Sunday 18 October 2009

Ante Natal

Ante natal classes get a bit samey after a while. Each class is split into two parts, an hour with a midwife pushing dolls through plastic pelvises, and an hour with a physiotherapist who talks about breathing. We put ourselves down for the evening classes so that Lynne doesn’t have to take afternoons off work. They run from 6 to 8 on Tuesdays. The midwife keeps telling us that if we are coming straight from work we should bring sandwiches. The hospital provides horrible juice and custard creams. I haven’t seen custard creams for years. They probably buy them especially to fit in with the Queen Mum’s seventies idiom.

Don’t get me wrong; the Queen Mum’s is good. Everyone is nice and the place is clean. But the truth is that they are running it down.

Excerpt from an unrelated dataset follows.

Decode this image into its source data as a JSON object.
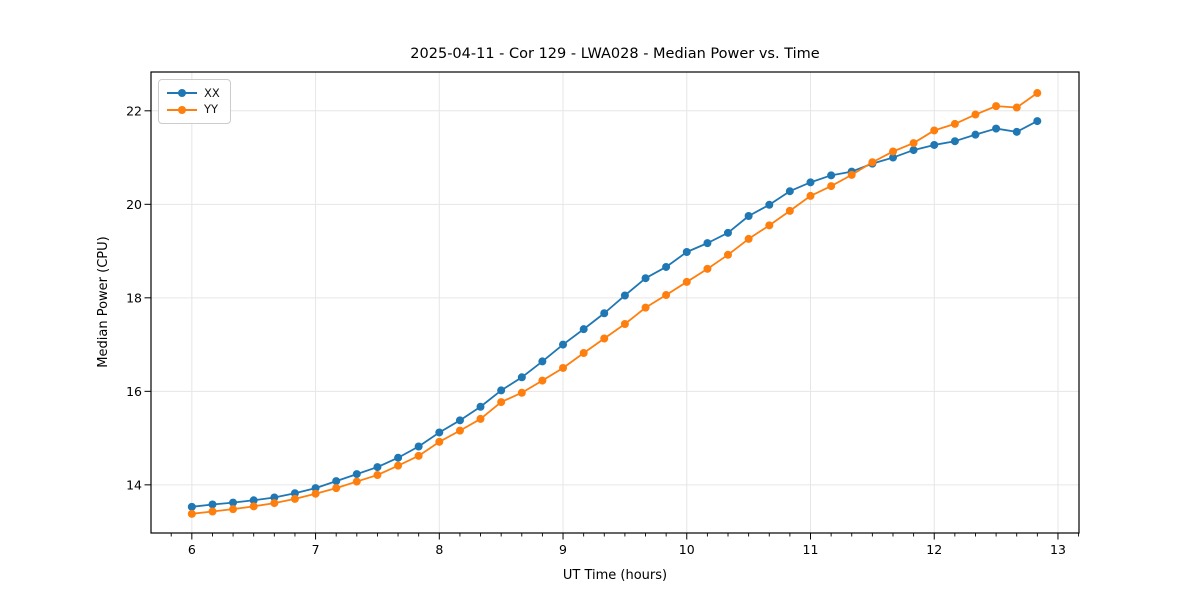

They were going to sell it, merge it with the Southern General, knock the building down and build flats, but then the bottom fell out of the economy. Now it just sits on Yorkhill, desperate for some love and attention. There are blue and brown walls and scuffed orange lino floors, single pane windows rattling in their peeling frames, dingy corridors lit by grainy yellow bulbs, cheap plastic seats worn white by years of arses. The ultrasound machine looks as out of its time as a spaceship in an Egyptian tomb. The place is a maze and it echoes as if it is already dead.

There is life on the maternity ward. At the fourth class we are taken on a tour of the wards. Everyone keeps telling us it’s hot in there, and they are right, it is hot. We queue up at a bright green antibacterial hand rub dispenser on the way in. Women in labour shuffled about in dressing gowns, hands on the small of their backs. A nurse smiles from behind a desk. We take turns to peer through a glass door a newborn baby, 45 minutes old, pink, tiny, sleeping. This is all starting to seem pretty real now.